Si tratta di un tuffo nella complessità e nella meraviglia delle sfide che ogni giorno devono essere affrontate per garantire che tanta ricchezza possa essere conservata e tramandata. Un viaggio nel dietro le quinte di musei e parchi archeologici, con la voce delle tante donne che se ne occupano oggi o che ne hanno avuto la gestione in momenti difficili, come è stato per Elena Lattanzi, l'archeologa che nel 1981 fu mandata nel Museo di Reggio Calabria ad occuparsi dei Bronzi a pochi anni dal loro fortunoso ritrovamento.
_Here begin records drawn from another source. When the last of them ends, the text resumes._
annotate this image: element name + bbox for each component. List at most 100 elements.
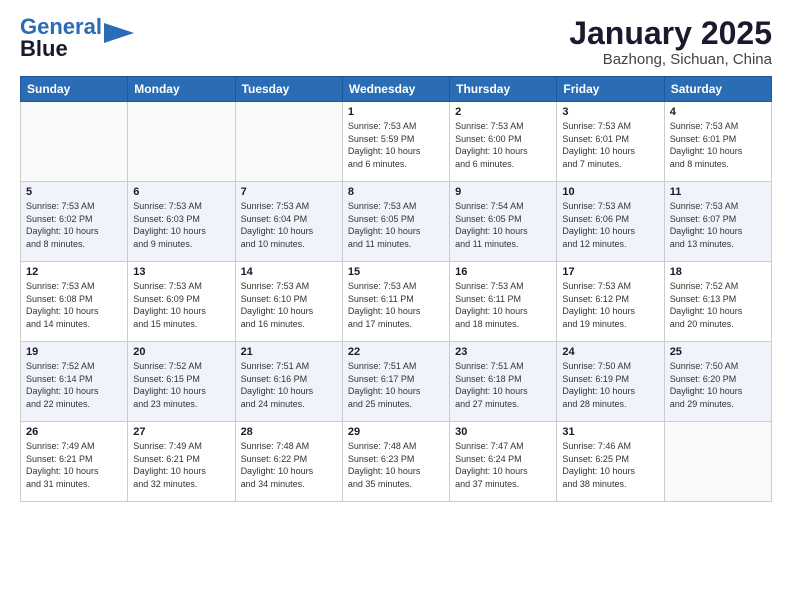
calendar-cell: 28Sunrise: 7:48 AM Sunset: 6:22 PM Dayli…: [235, 422, 342, 502]
day-info: Sunrise: 7:47 AM Sunset: 6:24 PM Dayligh…: [455, 440, 551, 490]
col-thursday: Thursday: [450, 77, 557, 102]
day-number: 4: [670, 106, 766, 118]
calendar-cell: 14 Sunrise: 7:53 AM Sunset: 6:10 PM Dayli…: [235, 262, 342, 342]
day-number: 19: [26, 346, 122, 358]
calendar-week-5: 26 Sunrise: 7:49 AM Sunset: 6:21 PM Dayli…: [21, 422, 772, 502]
calendar-cell: 19 Sunrise: 7:52 AM Sunset: 6:14 PM Dayli…: [21, 342, 128, 422]
day-number: 1: [348, 106, 444, 118]
day-info: Sunrise: 7:50 AM Sunset: 6:19 PM Dayligh…: [562, 360, 658, 410]
col-sunday: Sunday: [21, 77, 128, 102]
calendar-cell: 17 Sunrise: 7:53 AM Sunset: 6:12 PM Dayli…: [557, 262, 664, 342]
day-info: Sunrise: 7:46 AM Sunset: 6:25 PM Dayligh…: [562, 440, 658, 490]
day-number: 21: [241, 346, 337, 358]
day-number: 9: [455, 186, 551, 198]
col-monday: Monday: [128, 77, 235, 102]
calendar-cell: 22 Sunrise: 7:51 AM Sunset: 6:17 PM Dayli…: [342, 342, 449, 422]
calendar-cell: [21, 102, 128, 182]
day-info: Sunrise: 7:53 AM Sunset: 6:01 PM Dayligh…: [670, 120, 766, 170]
day-number: 10: [562, 186, 658, 198]
day-info: Sunrise: 7:53 AM Sunset: 6:11 PM Dayligh…: [455, 280, 551, 330]
day-info: Sunrise: 7:51 AM Sunset: 6:16 PM Dayligh…: [241, 360, 337, 410]
calendar-cell: 16 Sunrise: 7:53 AM Sunset: 6:11 PM Dayli…: [450, 262, 557, 342]
calendar-cell: 21 Sunrise: 7:51 AM Sunset: 6:16 PM Dayli…: [235, 342, 342, 422]
calendar-cell: 23Sunrise: 7:51 AM Sunset: 6:18 PM Dayli…: [450, 342, 557, 422]
day-info: Sunrise: 7:48 AM Sunset: 6:22 PM Dayligh…: [241, 440, 337, 490]
calendar-cell: 24 Sunrise: 7:50 AM Sunset: 6:19 PM Dayli…: [557, 342, 664, 422]
calendar-cell: [235, 102, 342, 182]
calendar-cell: 20Sunrise: 7:52 AM Sunset: 6:15 PM Dayli…: [128, 342, 235, 422]
calendar-cell: 29 Sunrise: 7:48 AM Sunset: 6:23 PM Dayli…: [342, 422, 449, 502]
day-info: Sunrise: 7:49 AM Sunset: 6:21 PM Dayligh…: [133, 440, 229, 490]
logo: General Blue: [20, 16, 134, 60]
day-info: Sunrise: 7:53 AM Sunset: 6:12 PM Dayligh…: [562, 280, 658, 330]
calendar-week-2: 5Sunrise: 7:53 AM Sunset: 6:02 PM Daylig…: [21, 182, 772, 262]
day-info: Sunrise: 7:51 AM Sunset: 6:17 PM Dayligh…: [348, 360, 444, 410]
day-info: Sunrise: 7:52 AM Sunset: 6:14 PM Dayligh…: [26, 360, 122, 410]
header-row: Sunday Monday Tuesday Wednesday Thursday…: [21, 77, 772, 102]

O per Simonetta Bonomi, che dal 2009 alla guida della soprintendenza calabrese, ha dovuto lottare perché i nuovi interventi di restauro venissero fatti sul posto, evitando a quelle fragilissime statue un traumatico, viaggio.

«La bellezza è negli occhi di chi la guarda», dice citando Goethe Mia Ceran, che di questi racconti è la voce narrante, «Ma nel nostro caso è anche nelle mani di chi fa, di chi si prende cura».

Scritto, ovviamente, da due donne, Michela Guberti e Francesca Borghetti, questo racconto per voci che da settembre vedrà uscire una puntata ogni settimana, prende il via, a mezzo secolo dal loro ritrovamento nel mare di Riace, proprio dai celeberrimi bronzi. E dei due monumentali guerrieri, forse ricostruisce avventure e segreti andando alla fonte delle notizie e dei ricordi delle tante protagoniste che si sono passate il testimone della ricerca e dell'impegno.